Sin
duda el espíritu litúrgico del Papa Benedicto se ha posado sobre el cardenal
Sarah. Tal como lo advertía hace décadas el cardenal Ratzinger, el actual
Prefecto de la Sagrada Congregación para el Culto divino y la disciplina de los
sacramentos nos dice hoy, de modo categórico, que la liturgia está enferma: padece de
bullicio y urge aplicarle el remedio del silencio y de la contemplación.
Como
en la entrada anterior, hoy ofrezco la traducción de otra de las respuestas dadas
por el cardenal Sarah en la entrevista ofrecida a la revista francesa La Nef.
¿No hay una cierta
paradoja al afirmar la necesidad del silencio en la liturgia, y al mismo tiempo
reconocer que las liturgias orientales no tienen momentos de silencio, siendo
que ellas son especialmente hermosas, sagradas, y orantes?
Su
comentario es juicioso y demuestra que no es suficiente establecer «momentos de
silencio» para que la liturgia esté impregnada de un silencio sagrado.
El
silencio es una actitud del alma. No es una pausa entre dos ritos; él mismo es
plenamente un rito. En efecto, los ritos orientales no prevén tiempos de
silencio durante la Divina Liturgia.
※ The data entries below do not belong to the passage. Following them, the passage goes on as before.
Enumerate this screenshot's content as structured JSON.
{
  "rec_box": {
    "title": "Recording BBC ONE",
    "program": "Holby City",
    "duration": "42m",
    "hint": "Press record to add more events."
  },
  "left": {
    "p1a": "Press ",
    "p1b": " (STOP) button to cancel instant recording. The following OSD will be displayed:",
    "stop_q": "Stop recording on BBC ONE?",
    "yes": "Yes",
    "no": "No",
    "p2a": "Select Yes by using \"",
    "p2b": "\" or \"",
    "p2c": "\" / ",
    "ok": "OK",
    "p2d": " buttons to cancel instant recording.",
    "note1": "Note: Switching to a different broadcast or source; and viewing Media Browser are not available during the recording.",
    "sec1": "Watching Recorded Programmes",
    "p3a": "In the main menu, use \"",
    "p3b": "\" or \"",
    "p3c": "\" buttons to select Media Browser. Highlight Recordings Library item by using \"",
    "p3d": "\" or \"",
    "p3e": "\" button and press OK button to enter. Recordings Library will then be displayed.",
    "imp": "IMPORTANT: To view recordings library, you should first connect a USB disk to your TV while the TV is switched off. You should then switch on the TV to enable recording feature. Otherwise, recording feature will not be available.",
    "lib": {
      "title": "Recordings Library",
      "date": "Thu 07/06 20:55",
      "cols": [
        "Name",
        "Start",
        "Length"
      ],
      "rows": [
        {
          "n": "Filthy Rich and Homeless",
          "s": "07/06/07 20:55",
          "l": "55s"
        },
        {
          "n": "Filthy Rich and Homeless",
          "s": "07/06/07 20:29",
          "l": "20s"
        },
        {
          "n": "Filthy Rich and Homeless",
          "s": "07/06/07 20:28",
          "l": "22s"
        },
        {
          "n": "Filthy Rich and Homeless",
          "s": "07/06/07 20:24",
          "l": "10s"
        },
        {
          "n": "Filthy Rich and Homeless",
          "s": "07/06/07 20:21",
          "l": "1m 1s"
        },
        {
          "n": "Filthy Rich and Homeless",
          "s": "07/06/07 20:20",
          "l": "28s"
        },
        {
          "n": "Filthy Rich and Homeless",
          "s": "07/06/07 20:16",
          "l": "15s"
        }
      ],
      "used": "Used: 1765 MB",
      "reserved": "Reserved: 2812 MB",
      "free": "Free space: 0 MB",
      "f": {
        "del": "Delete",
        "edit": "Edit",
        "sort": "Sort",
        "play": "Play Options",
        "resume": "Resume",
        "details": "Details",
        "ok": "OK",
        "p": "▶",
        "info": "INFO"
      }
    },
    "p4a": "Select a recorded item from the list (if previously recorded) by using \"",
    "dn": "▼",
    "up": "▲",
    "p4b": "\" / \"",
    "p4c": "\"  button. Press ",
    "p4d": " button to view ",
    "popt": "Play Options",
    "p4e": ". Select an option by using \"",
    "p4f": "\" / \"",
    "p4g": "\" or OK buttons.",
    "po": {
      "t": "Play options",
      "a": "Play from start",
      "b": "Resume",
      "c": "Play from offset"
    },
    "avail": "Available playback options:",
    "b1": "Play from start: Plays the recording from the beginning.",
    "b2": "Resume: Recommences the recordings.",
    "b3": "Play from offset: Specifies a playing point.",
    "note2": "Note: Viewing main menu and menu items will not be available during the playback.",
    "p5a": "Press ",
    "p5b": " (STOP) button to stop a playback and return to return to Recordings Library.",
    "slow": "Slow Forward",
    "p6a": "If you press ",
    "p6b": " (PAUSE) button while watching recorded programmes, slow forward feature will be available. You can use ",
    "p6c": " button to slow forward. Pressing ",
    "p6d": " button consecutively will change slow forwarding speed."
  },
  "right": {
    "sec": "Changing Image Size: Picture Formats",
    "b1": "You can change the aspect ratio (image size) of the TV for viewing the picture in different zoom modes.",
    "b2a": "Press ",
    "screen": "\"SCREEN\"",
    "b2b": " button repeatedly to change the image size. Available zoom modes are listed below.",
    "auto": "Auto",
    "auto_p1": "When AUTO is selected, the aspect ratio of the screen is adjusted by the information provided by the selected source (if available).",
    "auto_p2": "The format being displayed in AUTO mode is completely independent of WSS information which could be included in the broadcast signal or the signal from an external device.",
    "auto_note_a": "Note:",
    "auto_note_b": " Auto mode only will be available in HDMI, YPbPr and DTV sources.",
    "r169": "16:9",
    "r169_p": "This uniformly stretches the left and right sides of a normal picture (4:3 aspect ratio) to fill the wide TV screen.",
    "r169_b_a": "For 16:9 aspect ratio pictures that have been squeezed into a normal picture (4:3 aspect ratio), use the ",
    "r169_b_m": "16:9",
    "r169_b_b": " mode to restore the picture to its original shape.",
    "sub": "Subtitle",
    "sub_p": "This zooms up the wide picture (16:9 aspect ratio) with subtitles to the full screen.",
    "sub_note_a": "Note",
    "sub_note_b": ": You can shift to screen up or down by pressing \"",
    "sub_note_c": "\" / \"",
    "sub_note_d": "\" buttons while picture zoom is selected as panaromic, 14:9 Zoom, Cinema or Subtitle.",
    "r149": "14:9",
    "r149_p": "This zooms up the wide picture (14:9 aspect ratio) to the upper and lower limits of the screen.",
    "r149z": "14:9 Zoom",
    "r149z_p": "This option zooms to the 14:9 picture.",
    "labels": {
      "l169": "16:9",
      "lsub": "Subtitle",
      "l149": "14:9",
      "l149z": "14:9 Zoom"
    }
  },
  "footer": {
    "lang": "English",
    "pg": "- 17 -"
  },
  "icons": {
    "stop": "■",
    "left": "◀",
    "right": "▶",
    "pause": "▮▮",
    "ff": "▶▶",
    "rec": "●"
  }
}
Sin embargo, conocen intensamente la
dimensión apofática de la oración delante del Dios «inefable, incomprensible e
inasible». La Divina Liturgia está en cierta medida llena de misterio. Se
celebra detrás del iconostasio, que para los cristianos orientales es el velo
que protege el misterio. Para nosotros, latinos, el silencio es un iconostasio
sonoro. El silencio es una forma de mistagogia,
que nos permite entrar en el misterio sin deshonrarlo. En la liturgia, el
lenguaje de los misterios es silencioso. El silencio no oculta, sino que revela
con profundidad.
San
Juan Pablo II nos enseña que «el misterio se vela continuamente, se cubre de
silencio, para evitar que se construya un ídolo en lugar de Dios». Me gustaría
afirmar que en nuestros días el riesgo de que los cristianos se vuelvan
idólatras es grande. Prisioneros por el ruido de discursos humanos
interminables, no estamos lejos de fabricarnos un culto a nuestra medida, un
Dios a nuestra propia imagen. Como lo hizo notar el Cardenal Godfried Danneels,
«la liturgia occidental, tal como se vive hoy, tiene como principal defecto el
ser muy parlanchina». En África, ha dicho el padre Faustino Nyombayré,
sacerdote de Ruanda, «la superficialidad no es ajena a la liturgia o a las
sesiones supuestamente religiosas, de donde se sale agotado y sudoroso, más
bien que reposado y empapado de aquello que se ha celebrado para vivirlo y
testimoniarlo mejor». Las celebraciones se tornan a veces ruidosas y
agotadoras. La liturgia está enferma. El síntoma más evidente de esta
enfermedad es la omnipresencia del micrófono; se ha vuelto tan indispensable
que la gente se pregunta cómo era posible una celebración antes de su
invención.
Tanto
el ruido exterior como nuestros propios ruidos interiores nos vuelven extraños
a nosotros mismos. En medio del bullicio, el hombre no puede más que
precipitarse en la banalidad; somos superficiales en lo que decimos,
pronunciamos palabras vacías, donde se habla y se habla… hasta que se encuentra
algo que decir, una especie de «mezcolanza» irresponsable hecha de bromas y de
palabras que matan. Nos volvemos superficiales también en lo que hacemos; vivimos
en la trivialidad, supuestamente lógica y moral, sin encontrar allí nada de
anormal.
Con
frecuencia salimos de nuestras liturgias ruidosas y superficiales sin haber
encontrado a Dios ni la paz interior que nos ofrece.